The rain provided crystalline slashes across the landscape and by the time I arrived back at the entrance to the service road, I was soaked through. Having navigated my way through the relentless thicket, I felt duly inspired to loose one final mystery before my return, so I headed further down until I reached the next road. It wasn’t long before I was second guessing myself, as another thunder clap seemed to stop just short of my back pocket.

Mountain Range

I headed back, jumping small puddles and giving myself to the wading ponds that could not be avoided. I felt the density of those hovering clouds in my pores and it almost made me forget the lightning snaps, which had become more persistent now. I traversed the last quarter mile at a steady pace, and just as I was approaching the entrance to our cottage, I saw them.

A family of deer stood about twenty five yards off to my right. I stopped in my tracks and the five of us just stared at each other. We spoke not a word, and yet, we said a million different things. And in that moment, in the middle of that caterwaul of fire and rain, the universe was having its way.


45 thoughts on “Three Days In Woodstock

  1. B,
    How much fun is it to read your wonderful words… even if they are lacking “U’s” all over the place. But ‘sawright, yanno? You Yanks needed to prove to the British that you were no longer under their rule. If all it took was dropping the letter here and there, more power to ya 😉
    Somehow, when I read your descriptions, I am immediately transported back to that beautiful little nook in the mountains and can see it so well. You do have that gift.
    As for running in the rain – I’m all for it… thunder and lightening? Not so much. Glad you were not chosen as a bullseye…
    Thanks for bringing me right back there.
    And truly. Perfect choice of song to go with your wild run!

    Thunderclaps and lightening bolts to help you dance your way back

    Liked by 1 person

    • Q,
      I couldn’t have made the hike, much less that run, without a most sublime frittata that fueled me into the late afternoon!
      We Americans abide by this “U” ban on account of the fact that we get taxed up the ass. For everything! And, it could be argued, that representation is not always a matter of course. Imagine that! So yeah . . our mostly “u”-less society is probably more about changing the subject.
      And de nada! It’s the least I could do. And those captures . . they were pretty brilliant! That photographer has mad skills.



  2. Thank you for this … I too love to run in the rain. For me it is simply an act of rebellion against the lessons of childhood and the cautious among us who would never do such a thing. Run in the rain? Why? Because, it is there. You have done a much better job of describing the beauty of it as well. It’s like the few times I get to spend time in the snow — there is such a peacefulness and quiet to the mountains when it is snowing.
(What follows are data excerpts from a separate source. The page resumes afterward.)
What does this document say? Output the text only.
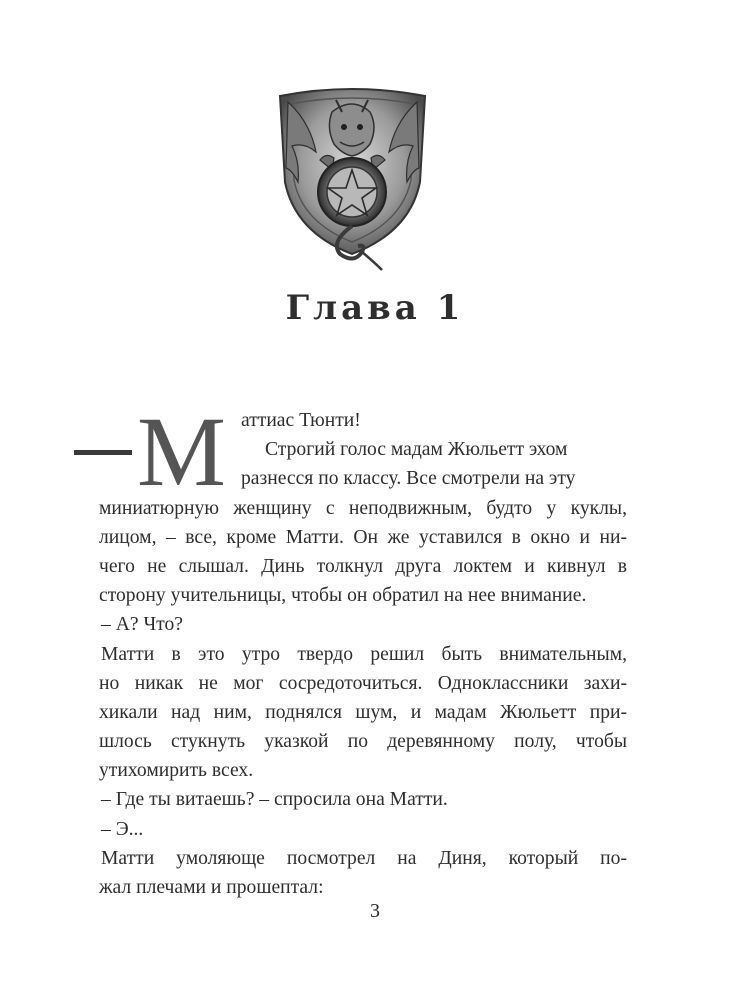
Глава 1
М аттиас Тюнти!
Строгий голос мадам Жюльетт эхом
разнесся по классу. Все смотрели на эту
миниатюрную женщину с неподвижным, будто у куклы,
лицом, – все, кроме Матти. Он же уставился в окно и ни-
чего не слышал. Динь толкнул друга локтем и кивнул в
сторону учительницы, чтобы он обратил на нее внимание.
– А? Что?
Матти в это утро твердо решил быть внимательным,
но никак не мог сосредоточиться. Одноклассники захи-
хикали над ним, поднялся шум, и мадам Жюльетт при-
шлось стукнуть указкой по деревянному полу, чтобы
утихомирить всех.
– Где ты витаешь? – спросила она Матти.
– Э...
Матти умоляюще посмотрел на Диня, который по-
жал плечами и прошептал:
3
Running in the rain has a quality to it as well — there’s something about the rain that cleanses, purifies, that helps release the tensions that permeate so much of the rest of our existence.

    Once I went for a run in my neighborhood as the rain began to fall. The weather turned into a thunder storm and while the lightning and thunder were still far off, I certainly cut my run short. I’m willing to rebel only so much.

    Liked by 2 people

    • King,
      I think that’s just it, there is a cleansing quality to running in the rain. It’s a matter of breaking free from all that tension and just releasing yourself to the natural effects of a good rain.
      As for the thunder storm that ensued, I don’t make it a habit to run in those, but on this occasion I just went with it once I was out there.

      Thanks for the wonderful thoughts, King!

      Liked by 2 people

    • You ain’t wrong, lol.
      The thought crossed my mind, believe me. But once I was out there, it was just a matter of focusing on the running. Not becoming french toast? That was up to the fates.